Bright OB stars in the Galaxy -IV. Stellar and wind parameters of early to late B supergiants

N. Markova$^1$, J. Puls$^2$

1 - Institute of Astronomy, National Astronomical Observatory, Bulgarian Academy of Sciences, P.O. Box 136, 4700 Smolyan, Bulgaria
2 - Universitaets-Sternwarte, Scheinerstrasse 1, D-81679 Muenchen, Germany

$Context.$ B-type supergiants represent an important phase in the evolution of massive stars.
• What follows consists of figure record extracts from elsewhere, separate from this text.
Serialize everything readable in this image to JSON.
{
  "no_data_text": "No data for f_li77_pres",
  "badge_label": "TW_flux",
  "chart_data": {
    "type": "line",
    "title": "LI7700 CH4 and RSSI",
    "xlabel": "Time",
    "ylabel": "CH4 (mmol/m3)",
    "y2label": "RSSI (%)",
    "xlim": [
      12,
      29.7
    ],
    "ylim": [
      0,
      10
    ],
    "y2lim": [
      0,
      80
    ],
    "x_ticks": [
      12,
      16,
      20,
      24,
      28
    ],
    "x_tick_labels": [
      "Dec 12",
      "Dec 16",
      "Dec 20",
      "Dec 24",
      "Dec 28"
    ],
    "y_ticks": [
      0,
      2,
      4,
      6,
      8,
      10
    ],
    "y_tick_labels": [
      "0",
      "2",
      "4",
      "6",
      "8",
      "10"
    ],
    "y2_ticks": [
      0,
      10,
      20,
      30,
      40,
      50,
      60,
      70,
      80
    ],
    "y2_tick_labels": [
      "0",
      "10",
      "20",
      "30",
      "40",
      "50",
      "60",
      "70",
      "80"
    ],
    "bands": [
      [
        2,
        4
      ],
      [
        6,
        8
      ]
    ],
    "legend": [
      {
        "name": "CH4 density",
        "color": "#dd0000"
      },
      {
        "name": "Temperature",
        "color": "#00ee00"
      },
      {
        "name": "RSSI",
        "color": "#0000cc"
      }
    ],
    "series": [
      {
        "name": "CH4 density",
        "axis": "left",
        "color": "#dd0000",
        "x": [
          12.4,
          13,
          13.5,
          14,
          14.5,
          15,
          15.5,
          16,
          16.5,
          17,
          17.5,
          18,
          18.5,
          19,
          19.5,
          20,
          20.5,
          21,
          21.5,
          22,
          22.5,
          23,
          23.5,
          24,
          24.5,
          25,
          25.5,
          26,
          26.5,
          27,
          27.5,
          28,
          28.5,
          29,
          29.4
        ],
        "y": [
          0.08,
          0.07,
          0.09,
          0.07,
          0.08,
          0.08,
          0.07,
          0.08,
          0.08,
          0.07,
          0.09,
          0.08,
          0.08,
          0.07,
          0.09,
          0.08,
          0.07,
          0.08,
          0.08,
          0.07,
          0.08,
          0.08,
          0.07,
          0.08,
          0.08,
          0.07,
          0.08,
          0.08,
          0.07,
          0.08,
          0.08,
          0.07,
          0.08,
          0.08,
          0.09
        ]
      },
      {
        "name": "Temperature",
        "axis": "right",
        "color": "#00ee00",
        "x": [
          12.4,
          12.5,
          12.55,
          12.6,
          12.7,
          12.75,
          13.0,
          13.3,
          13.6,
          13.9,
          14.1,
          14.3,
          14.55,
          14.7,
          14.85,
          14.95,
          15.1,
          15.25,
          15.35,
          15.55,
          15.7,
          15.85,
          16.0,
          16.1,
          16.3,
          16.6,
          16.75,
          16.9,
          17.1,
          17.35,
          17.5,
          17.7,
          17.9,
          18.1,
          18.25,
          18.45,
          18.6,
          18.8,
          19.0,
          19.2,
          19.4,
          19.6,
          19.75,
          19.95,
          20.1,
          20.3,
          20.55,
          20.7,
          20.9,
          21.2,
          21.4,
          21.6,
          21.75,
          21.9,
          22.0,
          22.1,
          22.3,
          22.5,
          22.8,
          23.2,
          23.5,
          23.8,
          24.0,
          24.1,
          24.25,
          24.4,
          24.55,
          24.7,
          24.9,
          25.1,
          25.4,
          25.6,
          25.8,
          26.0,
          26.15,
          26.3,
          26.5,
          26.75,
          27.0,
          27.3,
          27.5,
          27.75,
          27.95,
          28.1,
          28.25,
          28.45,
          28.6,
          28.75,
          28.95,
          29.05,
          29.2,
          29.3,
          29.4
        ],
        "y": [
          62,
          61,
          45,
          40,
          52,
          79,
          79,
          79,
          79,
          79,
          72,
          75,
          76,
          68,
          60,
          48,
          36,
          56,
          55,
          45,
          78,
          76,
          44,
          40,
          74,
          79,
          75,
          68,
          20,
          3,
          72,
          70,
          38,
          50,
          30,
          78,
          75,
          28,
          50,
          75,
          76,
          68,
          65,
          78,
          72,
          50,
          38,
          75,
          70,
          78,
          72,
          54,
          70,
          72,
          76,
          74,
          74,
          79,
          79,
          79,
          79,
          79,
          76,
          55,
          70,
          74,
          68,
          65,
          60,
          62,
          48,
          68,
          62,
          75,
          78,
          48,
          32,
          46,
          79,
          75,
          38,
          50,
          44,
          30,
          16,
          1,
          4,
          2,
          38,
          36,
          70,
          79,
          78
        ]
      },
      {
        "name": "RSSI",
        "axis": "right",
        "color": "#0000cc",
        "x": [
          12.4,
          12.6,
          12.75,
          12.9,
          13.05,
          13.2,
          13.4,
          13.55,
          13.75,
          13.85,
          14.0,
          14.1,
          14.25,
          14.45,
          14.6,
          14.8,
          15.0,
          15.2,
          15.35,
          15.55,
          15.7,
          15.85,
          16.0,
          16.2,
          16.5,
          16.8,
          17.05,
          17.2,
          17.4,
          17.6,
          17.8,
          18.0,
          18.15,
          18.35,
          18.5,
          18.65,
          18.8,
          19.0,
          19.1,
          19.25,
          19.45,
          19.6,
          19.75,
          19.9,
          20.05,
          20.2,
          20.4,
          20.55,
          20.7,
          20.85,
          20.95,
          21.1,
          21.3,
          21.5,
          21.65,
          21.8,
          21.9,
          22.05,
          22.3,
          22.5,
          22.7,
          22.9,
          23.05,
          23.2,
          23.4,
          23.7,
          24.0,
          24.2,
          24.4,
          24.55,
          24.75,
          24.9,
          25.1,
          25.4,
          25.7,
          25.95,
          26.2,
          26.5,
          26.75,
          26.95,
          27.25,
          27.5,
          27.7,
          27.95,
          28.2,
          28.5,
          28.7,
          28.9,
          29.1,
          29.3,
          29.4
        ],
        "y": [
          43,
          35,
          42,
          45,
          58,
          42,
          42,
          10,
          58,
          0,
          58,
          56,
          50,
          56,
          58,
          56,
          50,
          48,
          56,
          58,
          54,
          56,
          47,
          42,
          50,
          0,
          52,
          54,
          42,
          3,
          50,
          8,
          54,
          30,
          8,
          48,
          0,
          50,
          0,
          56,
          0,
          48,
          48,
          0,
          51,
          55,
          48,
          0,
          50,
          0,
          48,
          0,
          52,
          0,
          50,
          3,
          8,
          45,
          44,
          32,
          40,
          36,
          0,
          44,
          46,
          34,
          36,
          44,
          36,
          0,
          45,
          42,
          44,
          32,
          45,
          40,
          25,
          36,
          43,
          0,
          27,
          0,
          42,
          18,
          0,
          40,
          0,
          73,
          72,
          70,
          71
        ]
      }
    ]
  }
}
Reliable estimates of their stellar and wind parameters, however, are scarce, especially at mid and late spectral subtypes.
$Aims.$ We apply the NLTE atmosphere code FASTWIND to perform a spectroscopic study of a small sample of Galactic B-supergiants from B0 to B9. By means of the resulting data and incorporating additional datasets from alternative studies, we investigate the properties of OB-supergiants and compare our findings with theoretical predictions.
$Methods.$ Stellar and wind parameters of our sample stars are determined by line profile fitting, based on synthetic profiles, a Fourier technique to investigate the individual contributions of stellar rotation and ``macro-turbulence'' and an adequate approach to determine the Si abundances in parallel with micro-turbulent velocities.
$Results.$ Due to the combined effects of line- and wind-blanketing, the temperature scale of Galactic B-supergiants needs to be revised downwards, by 10 to 20%, the latter value being appropriate for stronger winds. Compared to theoretical predictions, the wind properties of OB-supergiants indicate a number of discrepancies. In fair accordance with recent results, our sample indicates a gradual decrease in vinf over the bi-stability region, where the limits of this
region are located at lower Teff than the predicted ones. Introducing a distance-independent quantity $Q'$ related to wind-strength, we show that this quantity is a well defined, monotonically increasing function of Teff $outside$ this region. $Inside$ and from hot to cool, Mdot changes by a factor (in between 0.4 and 2.5) which is (much) smaller than the predicted factor of 5.
$Conclusions.$ The decrease in vinf over the bi-stability region is $not$ over-compensated by an increase of Mdot, as frequently argued, provided that wind-clumping properties on both sides of this region do not differ substantially.